Fue testigo de milagros, de curaciones, de multiplicaciones de panes y peces. Pedro estuvo en el Tabor y en Getsemaní. Fue elegido para ser la roca desde la que edificar la Iglesia naciente. Jesús le había amado hasta en sus salidas de tono, cuando le aconsejó que no subiera a Jerusalén para no vivir la pasión y la muerte. O cuando en el huerto de los olivos sacó una espada y cortó la oreja a un soldado romano. Jesús amaba mucho a Pedro, por eso las negaciones de este se convirtieron en una gran decepción. ¿Cómo por la acusación de una sirvienta es capaz de borrar toda la historia de amor compartido y fraguado a lo largo de lo últimos tres años? La única respuesta es el miedo. Ante la posibilidad de ser acusado, Pedro prefirió salvar su vida que entregarla. En este contexto es donde se comprende mejor las preguntas de Jesús en el evangelio de hoy. Si me amas, te vuelvo a confiar la misión esencial de la Iglesia. 

La Iglesia vive para desarrollar su misión, convertirse en pastora que apacienta, que guía, que cuida, que protege y alimenta a sus ovejas.
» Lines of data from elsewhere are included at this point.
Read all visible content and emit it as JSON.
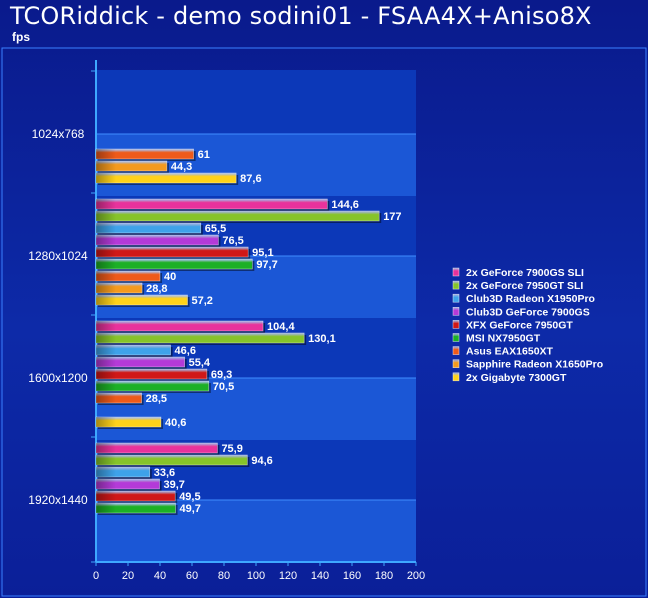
{
  "chart_data": {
    "type": "bar",
    "orientation": "horizontal",
    "title": "TCORiddick - demo sodini01 - FSAA4X+Aniso8X",
    "unit_label": "fps",
    "xlim": [
      0,
      200
    ],
    "x_ticks": [
      0,
      20,
      40,
      60,
      80,
      100,
      120,
      140,
      160,
      180,
      200
    ],
    "categories": [
      "1024x768",
      "1280x1024",
      "1600x1200",
      "1920x1440"
    ],
    "legend_position": "right",
    "series": [
      {
        "name": "2x GeForce 7900GS SLI",
        "color": "#e8329c",
        "values": [
          null,
          144.6,
          104.4,
          75.9
        ]
      },
      {
        "name": "2x GeForce 7950GT SLI",
        "color": "#86c42a",
        "values": [
          null,
          177,
          130.1,
          94.6
        ]
      },
      {
        "name": "Club3D Radeon X1950Pro",
        "color": "#3ea2ea",
        "values": [
          null,
          65.5,
          46.6,
          33.6
        ]
      },
      {
        "name": "Club3D GeForce 7900GS",
        "color": "#b43ad8",
        "values": [
          null,
          76.5,
          55.4,
          39.7
        ]
      },
      {
        "name": "XFX GeForce 7950GT",
        "color": "#d01818",
        "values": [
          null,
          95.1,
          69.3,
          49.5
        ]
      },
      {
        "name": "MSI NX7950GT",
        "color": "#1cb026",
        "values": [
          null,
          97.7,
          70.5,
          49.7
        ]
      },
      {
        "name": "Asus EAX1650XT",
        "color": "#ee5a1a",
        "values": [
          61,
          40,
          28.5,
          null
        ]
      },
      {
        "name": "Sapphire Radeon X1650Pro",
        "color": "#f49a1e",
        "values": [
          44.3,
          28.8,
          null,
          null
        ]
      },
      {
        "name": "2x Gigabyte 7300GT",
        "color": "#ffd21a",
        "values": [
          87.6,
          57.2,
          40.6,
          null
        ]
      }
    ],
    "value_labels": [
      [
        "",
        "",
        "",
        "",
        "",
        "",
        "61",
        "44,3",
        "87,6"
      ],
      [
        "144,6",
        "177",
        "65,5",
        "76,5",
        "95,1",
        "97,7",
        "40",
        "28,8",
        "57,2"
      ],
      [
        "104,4",
        "130,1",
        "46,6",
        "55,4",
        "69,3",
        "70,5",
        "28,5",
        "",
        "40,6"
      ],
      [
        "75,9",
        "94,6",
        "33,6",
        "39,7",
        "49,5",
        "49,7",
        "",
        "",
        ""
      ]
    ]
  }
}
La mirada de Jesús sobre Pedro no cambia. Le sigue siendo válido para vivir la misión. Pedro tiene que perdonarse a sí mismo, porque Jesús ya le ha perdonado. Cuando nos perdemos es por ignorancia, por desconocimiento, por caer en ofertas que se nos muestran como un sueño y no dejan de ser pesadillas. Decía santa Teresa de Jesús: “Hay veces que pecamos por debilidad y en otras ocasiones por necesidad”. El único camino para llegar a la humildad es el convencimiento al que me lleva la humillación. Convencernos radicalmente de la necesidad que tenemos de Dios y de la ayuda de los hermanos es un camino lento. Pasar de la autosuficiencia a la confianza es la tarea a la que nos ayuda recibir y dar perdón. No nos perdonamos a nosotros mismos por orgullo. No nos creemos capaces de meter la pata de semejante manera. Por eso es sano no juzgar a nadie porque somos capaces de lo mejor y lo peor.